The AI algorithm delves into the spiral’s nuances, assessing elements like line shakiness and crossings, while also capturing additional data such as mood, blood pressure, sleep patterns, and medication. The AI engine is therefore able to determine a patient’s “on” or “off” status.  

SAP partner DXC created the solution and developed the user interface, while SAP created the AI model and algorithm. SAP’s Business Technology Platform (BTP) serves as the foundation for the app, allowing the solution to be deployed on desktop for clinicians and mobile for patients and their caregivers. BTP enables patients to securely upload data multiple times a day. This wealth of information allows clinicians to monitor patients’ progress and adjust treatments as needed. 

By integrating AI technology into the clinic room, Tele-Parkinson empowers clinicians with a deeper understanding of patients’ movement and symptom control.

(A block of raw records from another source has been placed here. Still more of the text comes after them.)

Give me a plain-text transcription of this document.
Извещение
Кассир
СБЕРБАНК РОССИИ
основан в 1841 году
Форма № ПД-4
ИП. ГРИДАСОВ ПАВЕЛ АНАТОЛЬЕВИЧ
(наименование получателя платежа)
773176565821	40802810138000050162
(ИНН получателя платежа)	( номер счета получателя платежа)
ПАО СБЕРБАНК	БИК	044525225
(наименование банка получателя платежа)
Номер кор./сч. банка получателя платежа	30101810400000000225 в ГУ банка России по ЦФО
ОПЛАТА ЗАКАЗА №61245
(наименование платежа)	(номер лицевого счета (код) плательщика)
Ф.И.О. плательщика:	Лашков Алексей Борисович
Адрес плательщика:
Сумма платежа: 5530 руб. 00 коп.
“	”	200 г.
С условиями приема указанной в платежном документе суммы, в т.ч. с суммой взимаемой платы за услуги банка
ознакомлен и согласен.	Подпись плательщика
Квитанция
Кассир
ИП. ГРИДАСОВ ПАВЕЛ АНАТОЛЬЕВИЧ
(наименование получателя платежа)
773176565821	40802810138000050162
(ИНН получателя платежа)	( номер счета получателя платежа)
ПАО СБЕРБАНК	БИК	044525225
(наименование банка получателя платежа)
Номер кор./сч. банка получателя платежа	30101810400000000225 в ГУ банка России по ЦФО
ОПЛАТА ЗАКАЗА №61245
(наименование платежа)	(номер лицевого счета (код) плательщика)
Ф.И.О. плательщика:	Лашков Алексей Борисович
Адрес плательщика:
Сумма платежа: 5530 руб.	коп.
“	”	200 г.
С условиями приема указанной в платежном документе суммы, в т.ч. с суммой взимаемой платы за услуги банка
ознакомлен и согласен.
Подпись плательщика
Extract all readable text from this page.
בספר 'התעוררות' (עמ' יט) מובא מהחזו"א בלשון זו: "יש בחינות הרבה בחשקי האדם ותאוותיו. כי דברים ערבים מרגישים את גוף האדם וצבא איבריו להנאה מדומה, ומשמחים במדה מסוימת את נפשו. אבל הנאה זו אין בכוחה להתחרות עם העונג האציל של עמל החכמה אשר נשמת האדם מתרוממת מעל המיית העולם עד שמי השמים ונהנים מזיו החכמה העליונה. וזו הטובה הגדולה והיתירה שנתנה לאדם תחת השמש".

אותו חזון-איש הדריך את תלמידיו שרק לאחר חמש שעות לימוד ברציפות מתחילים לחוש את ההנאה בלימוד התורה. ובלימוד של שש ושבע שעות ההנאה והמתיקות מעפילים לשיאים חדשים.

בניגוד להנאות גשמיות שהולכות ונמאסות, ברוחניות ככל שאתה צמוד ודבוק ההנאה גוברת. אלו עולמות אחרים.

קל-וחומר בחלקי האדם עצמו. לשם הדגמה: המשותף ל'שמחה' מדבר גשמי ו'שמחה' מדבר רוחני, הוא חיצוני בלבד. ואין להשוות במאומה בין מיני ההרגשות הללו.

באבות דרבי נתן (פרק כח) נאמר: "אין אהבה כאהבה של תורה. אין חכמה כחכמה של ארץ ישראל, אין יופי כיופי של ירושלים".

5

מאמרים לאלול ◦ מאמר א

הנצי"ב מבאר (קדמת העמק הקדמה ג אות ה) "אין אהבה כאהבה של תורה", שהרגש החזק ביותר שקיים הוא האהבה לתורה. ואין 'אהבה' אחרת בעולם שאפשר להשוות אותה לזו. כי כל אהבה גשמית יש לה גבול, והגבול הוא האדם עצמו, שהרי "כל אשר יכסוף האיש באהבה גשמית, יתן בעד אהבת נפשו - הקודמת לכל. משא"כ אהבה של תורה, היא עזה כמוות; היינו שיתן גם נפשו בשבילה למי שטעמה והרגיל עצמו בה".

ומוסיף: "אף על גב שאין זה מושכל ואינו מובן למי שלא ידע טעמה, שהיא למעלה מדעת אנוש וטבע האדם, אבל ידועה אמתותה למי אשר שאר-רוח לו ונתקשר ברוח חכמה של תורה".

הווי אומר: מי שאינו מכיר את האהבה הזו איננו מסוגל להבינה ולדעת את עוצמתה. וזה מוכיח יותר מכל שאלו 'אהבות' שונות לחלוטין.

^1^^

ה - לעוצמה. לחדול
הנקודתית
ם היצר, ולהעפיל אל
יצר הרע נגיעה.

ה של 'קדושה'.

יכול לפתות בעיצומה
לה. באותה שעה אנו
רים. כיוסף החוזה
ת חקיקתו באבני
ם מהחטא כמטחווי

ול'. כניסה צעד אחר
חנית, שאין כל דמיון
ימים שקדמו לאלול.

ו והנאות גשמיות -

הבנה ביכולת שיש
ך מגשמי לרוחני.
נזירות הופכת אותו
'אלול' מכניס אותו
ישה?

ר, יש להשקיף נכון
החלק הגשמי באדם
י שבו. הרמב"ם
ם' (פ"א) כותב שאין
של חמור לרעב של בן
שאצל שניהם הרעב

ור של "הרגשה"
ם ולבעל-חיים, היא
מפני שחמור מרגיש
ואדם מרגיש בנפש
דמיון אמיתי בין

The wealth of data and real-time insights lead to faster, more informed decisions, and a more effective healthcare system.  

Unlocking New Possibilities: The Benefits of DXC Tele-Parkinson with SAP BTP 

Tele-Parkinson marks the first step in bringing AI into PD care.  

“I think this is an essential evolution in the management of Parkinson’s disease” – Associate Professor Scott Whyte, Neurologist

Tele-Parkinson has the power to the improve the lives of those living with PD. Patients are empowered to understand their disease and take an active role in their well-being.  Tele-Parkinson also has the ability to improve the accessibility of PD care, especially for those in remote or regional locations.  

As Dr. Yun Hwang notes, “It will save some of these individuals whose ability is impaired by Parkinson’s disease, and perhaps reduce their travel burden. Instead of having to see a neurologist face to face, they can have many data points that they can present to the neurologist which can be done remotely.”  

The collaboration between SAP and DXC has unlocked a new world of possibilities for Parkinson’s patients, carers, and clinicians alike. Armed with real-time insights and a profound understanding of each patient’s unique journey, clinicians are empowered to craft treatment plans tailored to the individuals needs and aspirations.  

“You don’t get better from this disease. All you can do is manage it. So what we can do to help diagnosis and treatment is so important, because it affects my life.”

Mark Hettler, former Head of Partner and Channels, SAP ANZ

As new management paradigm emerges – one that places patients at the heart of their own care journey, accompanied by AI.